Greg White counts the upscale market among his blessings this Thanksgiving.
Being raised Mormon, I took a huge leap of faith every day. Just go see The Book of Mormon—Trey Parker and Matt Stone explain it better through interpretive dance.
There was one pearl hidden subliminally inside the oyster of Mormonism’s nonsense. A simple song we were forced to sing at Bible-point each Sunday that contained the message: Count Your Blessings. That message stuck, and is easily accessible to my gin-addled brain at every second of the day. I take constant inventory or what I am grateful for, and not only at Thanksgiving.
In 2003, grocery store workers in California went on strike. I made the personal choice not to cross the picket line, mostly because blood is hard to get out of good shoes, but also as a sign of solidarity to the kind people who sold me food. I know what it feels like to avert my eyes from a homeless woman on the street, but to feel the visual jabs as I walked through the door at Pavilion’s Market would give me more to worry about than the usual concern of fixing my hair after the anti-fly fan blows it around as I enter. (Note to grocery stores: Those fans mess up people’s hair. People might rather swat a fly off the celery than redo their hairdo.)

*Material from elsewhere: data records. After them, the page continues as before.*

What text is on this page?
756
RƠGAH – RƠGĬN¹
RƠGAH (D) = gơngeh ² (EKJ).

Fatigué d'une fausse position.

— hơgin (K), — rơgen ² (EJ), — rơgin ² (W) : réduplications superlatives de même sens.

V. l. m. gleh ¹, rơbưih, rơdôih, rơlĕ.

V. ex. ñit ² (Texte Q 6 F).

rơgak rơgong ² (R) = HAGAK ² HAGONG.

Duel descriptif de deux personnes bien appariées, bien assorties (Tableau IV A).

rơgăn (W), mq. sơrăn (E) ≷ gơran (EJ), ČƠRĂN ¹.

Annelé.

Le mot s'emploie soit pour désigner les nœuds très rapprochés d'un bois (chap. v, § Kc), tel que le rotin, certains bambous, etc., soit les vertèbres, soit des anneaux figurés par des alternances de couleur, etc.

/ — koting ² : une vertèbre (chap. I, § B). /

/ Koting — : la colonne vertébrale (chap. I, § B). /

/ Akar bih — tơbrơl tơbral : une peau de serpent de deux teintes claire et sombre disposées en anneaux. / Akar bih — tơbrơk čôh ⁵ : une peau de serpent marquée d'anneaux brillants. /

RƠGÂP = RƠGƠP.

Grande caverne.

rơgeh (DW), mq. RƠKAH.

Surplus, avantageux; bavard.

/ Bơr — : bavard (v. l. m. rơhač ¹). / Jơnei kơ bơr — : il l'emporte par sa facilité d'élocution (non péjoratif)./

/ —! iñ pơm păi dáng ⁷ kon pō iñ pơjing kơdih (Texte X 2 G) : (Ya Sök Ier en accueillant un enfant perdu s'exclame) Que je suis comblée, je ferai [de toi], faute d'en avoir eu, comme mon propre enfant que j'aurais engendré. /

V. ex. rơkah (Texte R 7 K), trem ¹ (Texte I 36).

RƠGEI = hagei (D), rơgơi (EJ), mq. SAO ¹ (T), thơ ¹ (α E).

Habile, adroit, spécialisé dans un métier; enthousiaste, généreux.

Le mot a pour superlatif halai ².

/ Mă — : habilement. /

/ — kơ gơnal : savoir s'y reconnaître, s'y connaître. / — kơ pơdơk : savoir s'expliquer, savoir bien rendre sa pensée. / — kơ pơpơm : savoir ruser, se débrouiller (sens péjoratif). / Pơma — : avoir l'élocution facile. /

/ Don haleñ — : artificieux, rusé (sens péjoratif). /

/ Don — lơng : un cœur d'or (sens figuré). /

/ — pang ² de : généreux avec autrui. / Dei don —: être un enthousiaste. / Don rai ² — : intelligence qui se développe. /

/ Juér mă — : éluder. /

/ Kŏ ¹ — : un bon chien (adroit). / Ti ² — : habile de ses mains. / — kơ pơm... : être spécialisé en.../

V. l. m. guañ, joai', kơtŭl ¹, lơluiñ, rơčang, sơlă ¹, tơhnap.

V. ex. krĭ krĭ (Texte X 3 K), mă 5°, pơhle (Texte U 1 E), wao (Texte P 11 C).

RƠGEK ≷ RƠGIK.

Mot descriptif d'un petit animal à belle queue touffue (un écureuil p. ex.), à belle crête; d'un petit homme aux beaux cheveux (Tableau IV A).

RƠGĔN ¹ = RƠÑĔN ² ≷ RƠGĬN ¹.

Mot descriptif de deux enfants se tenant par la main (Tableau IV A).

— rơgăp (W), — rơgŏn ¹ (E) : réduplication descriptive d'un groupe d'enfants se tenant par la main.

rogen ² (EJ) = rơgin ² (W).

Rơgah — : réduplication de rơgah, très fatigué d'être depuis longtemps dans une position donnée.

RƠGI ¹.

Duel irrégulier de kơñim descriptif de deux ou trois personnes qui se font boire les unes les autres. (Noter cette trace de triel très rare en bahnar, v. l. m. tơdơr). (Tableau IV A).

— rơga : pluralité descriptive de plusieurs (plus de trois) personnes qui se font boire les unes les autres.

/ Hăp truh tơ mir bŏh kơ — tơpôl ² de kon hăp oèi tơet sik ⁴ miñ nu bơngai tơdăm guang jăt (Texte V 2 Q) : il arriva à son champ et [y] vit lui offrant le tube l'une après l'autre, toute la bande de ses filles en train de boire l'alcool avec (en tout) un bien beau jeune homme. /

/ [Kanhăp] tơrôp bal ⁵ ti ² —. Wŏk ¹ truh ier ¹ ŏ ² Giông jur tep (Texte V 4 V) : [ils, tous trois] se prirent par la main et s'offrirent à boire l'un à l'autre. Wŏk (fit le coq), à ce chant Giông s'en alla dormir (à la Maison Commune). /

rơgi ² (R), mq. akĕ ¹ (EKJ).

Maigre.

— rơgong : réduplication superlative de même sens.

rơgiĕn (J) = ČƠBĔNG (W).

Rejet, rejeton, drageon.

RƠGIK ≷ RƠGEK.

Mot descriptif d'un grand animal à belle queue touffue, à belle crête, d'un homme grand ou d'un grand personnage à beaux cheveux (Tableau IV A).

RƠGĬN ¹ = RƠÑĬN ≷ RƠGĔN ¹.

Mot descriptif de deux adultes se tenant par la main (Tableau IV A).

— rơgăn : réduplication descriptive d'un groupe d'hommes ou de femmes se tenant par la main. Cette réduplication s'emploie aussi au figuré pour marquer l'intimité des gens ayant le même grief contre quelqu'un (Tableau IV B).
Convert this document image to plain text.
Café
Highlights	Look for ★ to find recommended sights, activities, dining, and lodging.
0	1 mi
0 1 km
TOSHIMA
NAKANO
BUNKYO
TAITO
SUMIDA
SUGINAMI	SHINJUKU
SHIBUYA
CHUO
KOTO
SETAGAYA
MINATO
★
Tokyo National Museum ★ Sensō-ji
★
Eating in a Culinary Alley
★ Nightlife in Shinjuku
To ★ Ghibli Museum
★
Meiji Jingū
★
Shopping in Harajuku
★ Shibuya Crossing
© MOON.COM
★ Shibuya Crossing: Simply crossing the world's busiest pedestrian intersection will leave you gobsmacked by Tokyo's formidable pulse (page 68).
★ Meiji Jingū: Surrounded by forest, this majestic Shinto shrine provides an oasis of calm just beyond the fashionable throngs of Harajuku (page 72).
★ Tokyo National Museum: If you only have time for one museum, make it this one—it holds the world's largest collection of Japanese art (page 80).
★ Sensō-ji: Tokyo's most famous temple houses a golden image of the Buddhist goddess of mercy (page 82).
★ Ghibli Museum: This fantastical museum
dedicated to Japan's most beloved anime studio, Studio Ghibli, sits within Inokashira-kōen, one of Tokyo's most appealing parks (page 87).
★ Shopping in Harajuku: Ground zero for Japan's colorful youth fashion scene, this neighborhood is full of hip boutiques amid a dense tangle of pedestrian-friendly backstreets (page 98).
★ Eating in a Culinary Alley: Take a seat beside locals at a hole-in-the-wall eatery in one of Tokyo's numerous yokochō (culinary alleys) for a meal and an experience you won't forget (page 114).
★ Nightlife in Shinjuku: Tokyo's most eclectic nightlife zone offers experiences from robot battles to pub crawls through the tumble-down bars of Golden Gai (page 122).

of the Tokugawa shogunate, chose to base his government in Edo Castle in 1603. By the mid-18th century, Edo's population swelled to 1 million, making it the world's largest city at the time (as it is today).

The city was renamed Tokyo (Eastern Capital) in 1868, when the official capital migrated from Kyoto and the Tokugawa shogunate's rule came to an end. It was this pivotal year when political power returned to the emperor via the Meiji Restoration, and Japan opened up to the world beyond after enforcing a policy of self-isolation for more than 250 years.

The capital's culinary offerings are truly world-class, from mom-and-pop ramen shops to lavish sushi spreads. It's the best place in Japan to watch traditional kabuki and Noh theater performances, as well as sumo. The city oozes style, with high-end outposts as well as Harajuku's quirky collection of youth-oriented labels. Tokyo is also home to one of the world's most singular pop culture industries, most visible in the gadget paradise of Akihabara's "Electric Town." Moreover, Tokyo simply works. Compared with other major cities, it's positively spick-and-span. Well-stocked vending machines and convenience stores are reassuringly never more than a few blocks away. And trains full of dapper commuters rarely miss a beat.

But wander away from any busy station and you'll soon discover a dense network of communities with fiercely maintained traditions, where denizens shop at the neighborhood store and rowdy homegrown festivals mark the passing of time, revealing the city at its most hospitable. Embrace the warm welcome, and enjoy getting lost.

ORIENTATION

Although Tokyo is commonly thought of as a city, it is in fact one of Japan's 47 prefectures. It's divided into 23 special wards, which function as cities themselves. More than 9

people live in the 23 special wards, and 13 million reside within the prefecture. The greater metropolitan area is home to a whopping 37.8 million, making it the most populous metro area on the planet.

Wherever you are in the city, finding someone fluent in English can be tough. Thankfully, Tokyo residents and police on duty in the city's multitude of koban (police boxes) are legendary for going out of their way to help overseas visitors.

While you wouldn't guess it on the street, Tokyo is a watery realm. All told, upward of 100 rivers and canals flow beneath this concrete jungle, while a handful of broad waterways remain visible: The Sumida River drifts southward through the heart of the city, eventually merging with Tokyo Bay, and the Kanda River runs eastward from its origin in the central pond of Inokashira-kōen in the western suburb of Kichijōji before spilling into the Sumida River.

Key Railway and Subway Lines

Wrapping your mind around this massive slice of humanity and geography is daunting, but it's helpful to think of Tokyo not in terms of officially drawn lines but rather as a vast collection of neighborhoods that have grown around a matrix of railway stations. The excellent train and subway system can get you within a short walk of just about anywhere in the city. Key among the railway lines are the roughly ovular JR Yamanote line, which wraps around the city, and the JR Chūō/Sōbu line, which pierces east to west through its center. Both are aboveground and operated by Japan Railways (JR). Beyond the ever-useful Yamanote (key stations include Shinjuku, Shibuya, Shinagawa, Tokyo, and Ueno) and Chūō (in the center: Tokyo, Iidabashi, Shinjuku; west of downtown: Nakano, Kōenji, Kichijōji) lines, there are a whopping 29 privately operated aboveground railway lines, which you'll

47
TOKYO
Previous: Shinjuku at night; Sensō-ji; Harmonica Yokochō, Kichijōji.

Thanksgiving occurred during that strike. As usual, I wrote out my dinner menu, including my standard family traditional foods, and the new dishes I audition each year. It’s a delicate balance. The old standby dishes are all nervous. The canned cranberry sauce shakes in its dish, afraid that the upstart trendy fresh cranberries with orange zest and hand-crafted bourbon that my foodie cousin brought will become more favored. (Have no fear, Ocean Spray, no nouveau cuisine tops the triumph of opening that can and wiggling out its gelatinous contents in one jiggling, but intact piece.)
When it came time to shop for my meal, I panicked a bit about where to go that wouldn’t violate the strike. Could I get fresh sage at 7-Eleven? Whole Foods was the only general market whose labor force wasn’t participating. A branch had recently opened up near my house in Santa Monica; however, their reputation as a pricey health food store preceded them and I had avoided them out of prejudice. Sort of like when you see a glamorous celebrity and they seem so unapproachably perfect and detached from reality. Then you read about how Elvis died on the toilet and you realize that he was just like us and probably nice to know.
I braced myself and went to Whole Foods. You park in an underground structure, and as I drove in and began to navigate the tight turns, around and down to a level with available space, I suspected this was to disorient me—like one spins the masked player in Pin the Tail on the Donkey. Maybe the food prices wouldn’t be as shocking when I was trying to regain my equilibrium.
Space in Santa Monica is valuable, so the store is tight. The carts are smaller, the aisles more narrow. I politely stepped aside when another cart approached—remembering that this was Los Angeles, and road rage led to shootings. I had a turkey to cook, no time to go the ER with a gunshot wound suffered in frozen foods. Cleanup on Aisle Three involving CSI.
I discovered organic foods that day. Not the concept, but the access. I had entered the store fearing they wouldn’t have the basic ingredients I needed, like chicken stock and cornbread. I expected to find some hippie in the store, with a little table set up selling goat milk soap from goats that she personally nursed. She would adjust the papoose holding her own baby as she leaned down to rub soap on my hand. I’d spend hours sniffing glue, trying to get the scent of patchouli out of my nostrils.
Instead I found parsnips and dragonfruit in the produce area, and exotic game at the meat counter. At my usual grocery store, I have had to knock older, slower people out of my way just to ensure I get the exact fresh turkey I want. As I skeptically approached the butcher at Whole Foods, I was met with a variety of wild birds. Not weird banned things like parrot or dodo, but guinea hen, quail and duck. Turns out that once again, prejudice and ignorance are bad.
I bought a duck, and found a labor-intensive recipe involving basting with a balsamic and marmalade reduction. Directions told me to cook it breast side down for four hours for juiciness, then flip it and broil the top for the last hour. When it came out of the oven, it looked as beautifully bronzed as George Hamilton.
I served it, and was surprised at the small amount of meat it produced. My brother went back for seconds and flipped the bird, discovering its proper, meatier side. I had cooked it upside down. Confirmation that I am not a breast man.
I shop at Whole Foods almost exclusively now. I’ve shopped for food in Viet Nam, Istanbul, Rio, and Lubbock. I am grateful that Whole Foods offers such abundant lovely food and that I can make it work within my budget. Should my situation change, I will adapt as needed.
Serving food to the less fortunate in a soup kitchen is humbling and rewarding. It humbles me to see that some have nothing. My reward comes with the renewal of my vow to do everything I can to never become homeless.
As our country struggles with a challenging economy, I count my blessings every day, sometimes every moment that I am able to shop at all.